By opting to actively intervene in the local economy, rather than simply ‘managing’ it, Preston has done something genuinely remarkable – for two reasons. Firstly, because this has worked: as we outline in the report, the “Preston model” has delivered genuine outcomes for local residents, leading to Preston being named the ‘Most Improved City in the United Kingdom’ in the Good Growth for Cities guide 2018. Whether it be the £112.3m retained in the local economy through progressive procurement activities, or the 4000 extra employees in Preston now receiving the Real Living Wage (2018 ONS initial outrun), community wealth building is securing tangible outcomes for real people. It can no longer be dismissed as utopian theory: it is real, it works, and it is here to stay.

This leads to the second remarkable feature of this work: that it has inspired a movement for change across the UK. Community wealth building is now spreading across the UK, with a range of places deepening the practice by developing their own approaches. Many of these have blended lessons from Preston with their own bespoke approach – for example, utilising land and assets in Wirral, or tackling the gentrification juggernaut in Islington.

“This work was never ‘inevitable’ or ‘expected’; it was the product of bravery, tenacity, and a lot of hard work by many people and organisations to solve seemingly intractable social, economic, and environmental issues.”

Looking back from 2019, we have the vantage point of realising that what has happened in Preston can and should be dubbed “common sense economics” because that is exactly what it is. Yet it is worth remembering that the decision to launch this scheme of work in 2011 was a brave and courageous one: few at the time had heard of community wealth building, and fewer still were willing to use local power to confront market liberalism, wealth extractivism and fossil capitalism. There was no knowing in 2011 that Preston would be the first in what is now a tidal wave of progressive municipal innovation across all four countries of the UK, nor indeed that this work would be known as the ‘rock star’ of local economics. This work was never ‘inevitable’ or ‘expected’; it was the product of bravery, tenacity, and a lot of hard work by many people and organisations to solve seemingly intractable social, economic, and environmental issues.

This restlessness must motivate us going forward. What has happened in Preston is only the start of a wider process of transformation in how we develop our local economies.
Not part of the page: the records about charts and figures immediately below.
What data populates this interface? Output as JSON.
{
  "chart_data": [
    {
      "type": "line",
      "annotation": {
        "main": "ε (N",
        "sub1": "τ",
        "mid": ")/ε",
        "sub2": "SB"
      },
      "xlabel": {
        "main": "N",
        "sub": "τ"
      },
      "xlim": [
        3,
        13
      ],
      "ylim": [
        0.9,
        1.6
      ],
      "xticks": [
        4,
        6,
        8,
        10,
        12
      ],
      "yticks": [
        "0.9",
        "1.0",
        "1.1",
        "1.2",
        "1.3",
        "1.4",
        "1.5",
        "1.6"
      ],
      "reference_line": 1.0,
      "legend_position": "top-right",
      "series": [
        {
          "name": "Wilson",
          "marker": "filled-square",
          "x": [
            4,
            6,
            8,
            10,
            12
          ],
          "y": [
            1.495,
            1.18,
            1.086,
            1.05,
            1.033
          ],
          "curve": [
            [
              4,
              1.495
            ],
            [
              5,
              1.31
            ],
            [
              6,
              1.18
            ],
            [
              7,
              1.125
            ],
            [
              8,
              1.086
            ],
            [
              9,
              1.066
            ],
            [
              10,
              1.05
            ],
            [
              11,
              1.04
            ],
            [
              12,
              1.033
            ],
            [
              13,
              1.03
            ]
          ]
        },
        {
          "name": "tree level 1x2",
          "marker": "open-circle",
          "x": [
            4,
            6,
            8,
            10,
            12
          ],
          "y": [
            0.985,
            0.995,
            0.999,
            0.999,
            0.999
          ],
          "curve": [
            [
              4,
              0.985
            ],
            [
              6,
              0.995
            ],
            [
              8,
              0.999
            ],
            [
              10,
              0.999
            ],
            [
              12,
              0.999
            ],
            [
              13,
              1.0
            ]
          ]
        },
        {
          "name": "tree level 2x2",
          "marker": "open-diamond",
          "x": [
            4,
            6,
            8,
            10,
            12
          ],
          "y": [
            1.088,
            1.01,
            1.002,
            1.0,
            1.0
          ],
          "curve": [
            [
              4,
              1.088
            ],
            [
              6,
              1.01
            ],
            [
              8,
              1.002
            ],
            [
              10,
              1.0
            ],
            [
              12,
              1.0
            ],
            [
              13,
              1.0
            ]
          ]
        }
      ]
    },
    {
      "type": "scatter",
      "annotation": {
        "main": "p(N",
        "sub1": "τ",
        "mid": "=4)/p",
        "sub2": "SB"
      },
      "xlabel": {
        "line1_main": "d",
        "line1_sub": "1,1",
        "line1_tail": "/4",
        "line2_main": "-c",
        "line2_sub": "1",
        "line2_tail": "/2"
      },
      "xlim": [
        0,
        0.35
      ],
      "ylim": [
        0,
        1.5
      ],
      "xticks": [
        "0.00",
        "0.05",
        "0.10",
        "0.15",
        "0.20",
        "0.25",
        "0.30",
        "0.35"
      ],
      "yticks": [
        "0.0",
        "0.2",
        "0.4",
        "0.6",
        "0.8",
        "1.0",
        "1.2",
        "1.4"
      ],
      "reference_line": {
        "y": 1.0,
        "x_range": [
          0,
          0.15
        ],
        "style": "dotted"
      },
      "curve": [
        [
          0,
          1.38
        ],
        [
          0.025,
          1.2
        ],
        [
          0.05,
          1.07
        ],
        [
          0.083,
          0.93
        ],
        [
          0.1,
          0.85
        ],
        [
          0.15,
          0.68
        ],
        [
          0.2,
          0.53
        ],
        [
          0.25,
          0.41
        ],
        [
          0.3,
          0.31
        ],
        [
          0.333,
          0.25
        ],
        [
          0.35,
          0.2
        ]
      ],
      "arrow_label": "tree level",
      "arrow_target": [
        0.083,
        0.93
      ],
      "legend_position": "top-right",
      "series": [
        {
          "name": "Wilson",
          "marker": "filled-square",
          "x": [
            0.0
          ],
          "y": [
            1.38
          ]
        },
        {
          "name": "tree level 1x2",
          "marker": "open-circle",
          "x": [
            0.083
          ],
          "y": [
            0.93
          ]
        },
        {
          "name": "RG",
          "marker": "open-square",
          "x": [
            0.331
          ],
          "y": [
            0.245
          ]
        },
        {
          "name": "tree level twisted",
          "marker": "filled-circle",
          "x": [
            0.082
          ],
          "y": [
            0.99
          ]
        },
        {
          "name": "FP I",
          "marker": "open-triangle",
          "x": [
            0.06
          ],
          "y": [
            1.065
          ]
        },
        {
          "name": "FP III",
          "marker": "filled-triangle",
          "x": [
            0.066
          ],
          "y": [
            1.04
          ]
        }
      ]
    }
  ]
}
In our publication, we outline how to deepen this progressive activity in Preston, ranging from nurturing strong anchor institution relationships, to cultivating a plurality of local providers. Community wealth building is a growing and hungry movement, but we cannot rest until it becomes the ‘new normal’, providing social justice and good economies for all in every place, everywhere. The goal must be for every locality to find their own ‘model’ based on bespoke local factors, using Preston as an inspiration rather than something to copy and paste.  We have no doubt that Preston will always remain an inspiration for this movement as it continues to grow and reshape our economy.